Proeminentemente psicadélicos, os músicos já lançaram desde essa altura dois discos, Self Titled e Forest Of Lost Children, com os quais a sua popularidade viral crescentemente dilatou e os levou a correr a Europa inúmeras vezes, tornando-os num dos actos psicadélicos mais queridos desta nova vaga. Entre um split com os sempre densos Moon Duo e o lançamento de uma cassette mais experimental do que costume intitulada Mammatus Clouds, os Kikagaku Moyo têm feito o seu som através de uma postura plácida e estóica, incluindo imensos elementos de folk psicadélico e bucólico a buscar presenças de vultos como Gong, Nick Drake ou Ozric Tentacles. Entretanto, as hábeis paisagens atmosféricas que compõem com a sua simbiose musical sempre foram essenciais e certeiras em colocar o ouvinte numa espécie de transe contemplativo focado em momentos específicos da vida.

Esta abordagem muito observadora das pequenas efemérides da vida é precisamente aquela que tem conduzido os Kikagaku Moyo a pintar estas autênticas telas movediças cheias de movimento e de vida, que remetem sempre para algum lugar, mais subjectivo ou não. Na calha para lançar o terceiro disco, House in The Tall Grass, a viagem continua, agora mais refinada e concentrada, e inspirada no imaginário cinematográfico, com a banda a creditar influências de discos de trilha sonora de Bruce Langhorne e Ry Cooder (dos filmes, The Hired Hand e Paris Texas, respectivamente). O primeiro avanço já emergiu e intitula-se “Kogarashi” (o vento de outono, em português) e é um exemplo prático da sonoridade airosa e livre que a banda habilmente faz.

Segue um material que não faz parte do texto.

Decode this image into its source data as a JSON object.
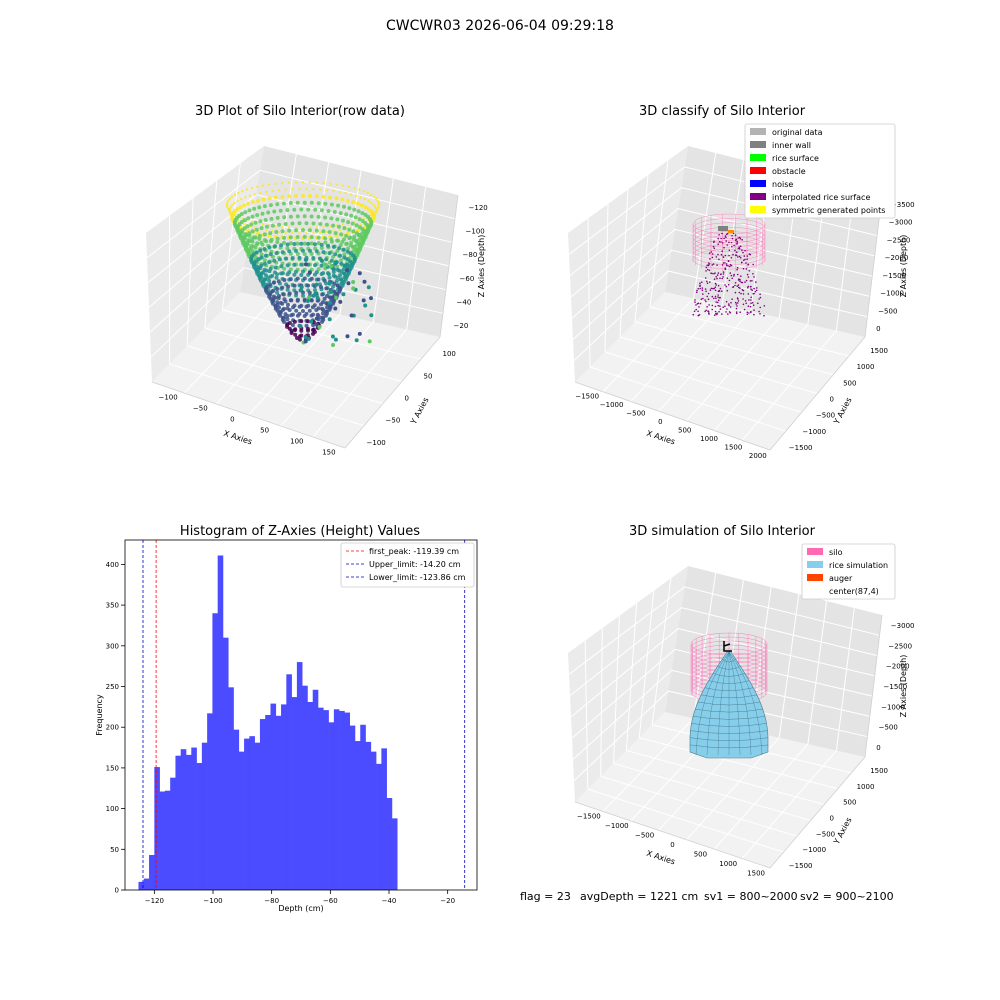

Candidamente silvestres (Katsurada explica que inventou o ritmo e a melodia de “Kogarashi” quando adormeceu ao sol num parque e sentiu, ao acordar, todas as folhas mortas à sua volta a dançarem com uma rajada de vento outonal) e simultaneamente densos e radicais, a música dos Kikagaku Moyo também se faz entre o enlace e a valsa e entre dinâmicas e texturas, onde o frágil se confronta com o robusto e a tempestade de sons e riffs também vem dar lugar ao desbrochar de suaves dedilhares e cálidos coros vocais. A banda, de resto, já se encontrou com públicos portugueses em junho do ano passado, com concertos no Maus Hábitos no Porto e na Galeria Zé dos Bois em Lisboa. Regressam a este último espaço, um ano depois, no dia 19 de junho.